Nor do we find any basis to disturb Supreme Court’s calculation of plaintiffs income, as it, too, was supported by her most recent federal income tax return. Although defendant now argues that certain rental income should have been included, we note that he did not include it in his posttrial calculation of plaintiffs income for child support purposes submitted with his proposed judgment (see e.g. Spilman-Conklin v Conklin, 11 AD3d 798, 801 [2004]). In any event, plaintiff testified at trial that the expenses associated with her rental properties meet or exceed the income that they generate, and Supreme Court gave credit to her testimony. Remittal is required, however, because, as defendant points out, the court failed to articulate the factors it considered or deemed relevant in its application of the full statutory percentage to the parties’ total combined parental income over the statutory cap of $130,000 (see Domestic Relations Law § 240 [1-b] [c] [3]; Matter of Cassano v Cassano, 85 NY2d 649, 655 [1995]; Bean v Bean, 53 AD3d at 725; Cohen v Cohen, 28 AD3d 840, 841-842 [2006]).
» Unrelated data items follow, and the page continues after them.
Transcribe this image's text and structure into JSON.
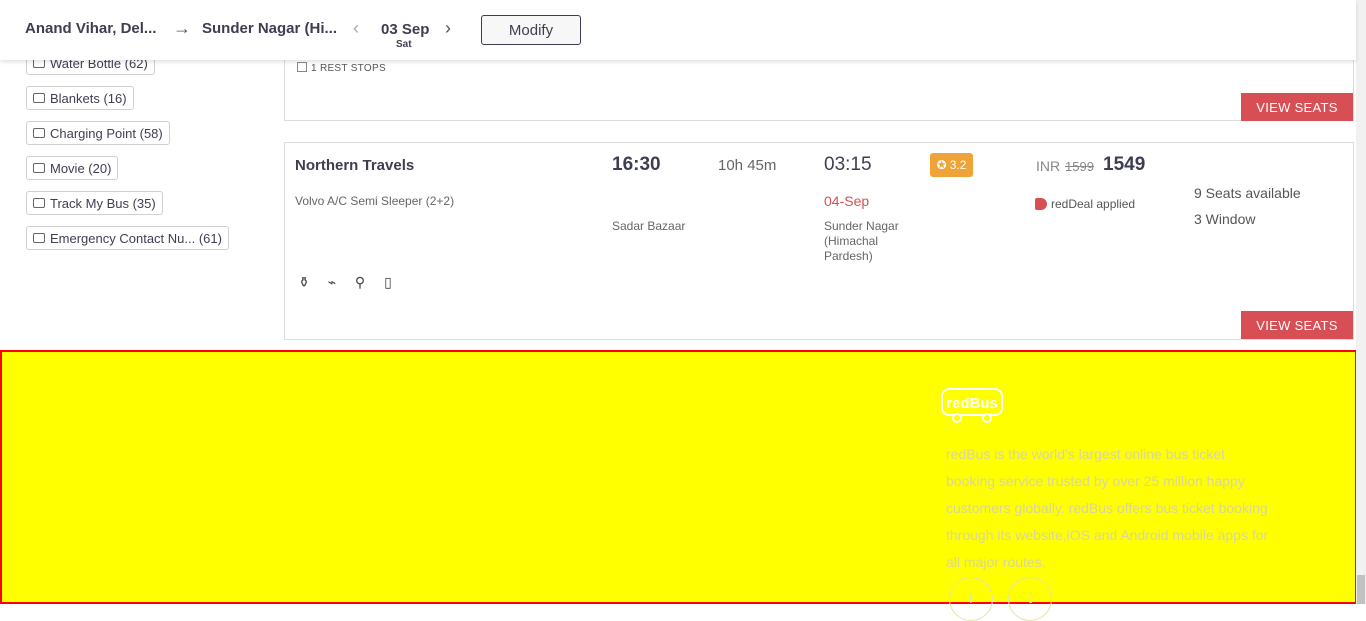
{
  "header": {
    "source": "Anand Vihar, Del...",
    "destination": "Sunder Nagar (Hi...",
    "date": "03 Sep",
    "day": "Sat",
    "modify_label": "Modify"
  },
  "filters": [
    {
      "label": "Water Bottle (62)",
      "icon": "water-bottle-icon"
    },
    {
      "label": "Blankets (16)",
      "icon": "blanket-icon"
    },
    {
      "label": "Charging Point (58)",
      "icon": "charging-point-icon"
    },
    {
      "label": "Movie (20)",
      "icon": "movie-icon"
    },
    {
      "label": "Track My Bus (35)",
      "icon": "track-bus-icon"
    },
    {
      "label": "Emergency Contact Nu... (61)",
      "icon": "emergency-contact-icon"
    }
  ],
  "prev_card": {
    "rest_stops": "1 REST STOPS",
    "view_seats_label": "VIEW SEATS"
  },
  "bus": {
    "operator": "Northern Travels",
    "bus_type": "Volvo A/C Semi Sleeper (2+2)",
    "departure_time": "16:30",
    "duration": "10h 45m",
    "arrival_time": "03:15",
    "arrival_date": "04-Sep",
    "departure_location": "Sadar Bazaar",
    "arrival_location": "Sunder Nagar (Himachal Pardesh)",
    "rating": "3.2",
    "currency": "INR",
    "original_price": "1599",
    "price": "1549",
    "deal_text": "redDeal applied",
    "seats_available": "9 Seats available",
    "window_seats": "3 Window",
    "amenities": [
      "water-bottle-icon",
      "charging-point-icon",
      "reading-light-icon",
      "track-bus-icon"
    ],
    "view_seats_label": "VIEW SEATS"
  },
  "footer": {
    "logo_text": "redBus",
    "about": "redBus is the world's largest online bus ticket booking service trusted by over 25 million happy customers globally. redBus offers bus ticket booking through its website,iOS and Android mobile apps for all major routes.",
    "social": [
      "f",
      "t"
    ]
  },
  "colors": {
    "accent": "#d84e55",
    "rating": "#f0a336",
    "footer_bg": "#ffff00",
    "footer_border": "#ff0000"
  }
}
*1313Finally, with respect to visitation, the judgments provide that defendant, who continues to live in California, is to have “liberal and frequent parenting time” with the child in the Albany County area “at times and places as the parents can mutually agree.” Although defendant now contends that the court was required to set forth a specific visitation schedule, he sought only “liberal, frequent and regular parenting time . . . including overnights, as the parties can agree” in his proposed judgment (see Matter of Green v Perry, 18 AD3d 923, 925 [2005]). Since Supreme Court granted defendant the visitation that he requested, we will not now entertain his claim of an abuse of discretion on this point.
Peters, J.P., Spain, Stein and Egan Jr., JJ., concur. Ordered that the judgments are modified, on the law and facts, without costs, by (1) reducing the distribution to plaintiff of the value of defendant’s enhanced earning capacity related to his medical license to $52,767 and (2) reversing so much thereof as fixed defendant’s child support obligation; matter remitted to the Supreme Court for further proceedings not inconsistent with this Court’s decision; and, as so modified, affirmed.
The parties and attorney for the child submitted proposed findings of fact and conclusions of law, with accompanying proposed judgments. Supreme Court adopted plaintiffs proposed findings and conclusions wholesale, edited those of the attorney for the child and signed both proposed judgments. As we noted in Noble v Noble (78 AD3d 1386, 1387 [2010]), it is the better practice to write a decision that explains and justifies the court’s exercise of discretion (see Domestic Relations Law § 236 [B] [5] [g]), rather than merely to edit and adopt proposed findings of fact and conclusions of law (see Capasso v Capasso, 119 AD2d 268, 275-276 [1986]).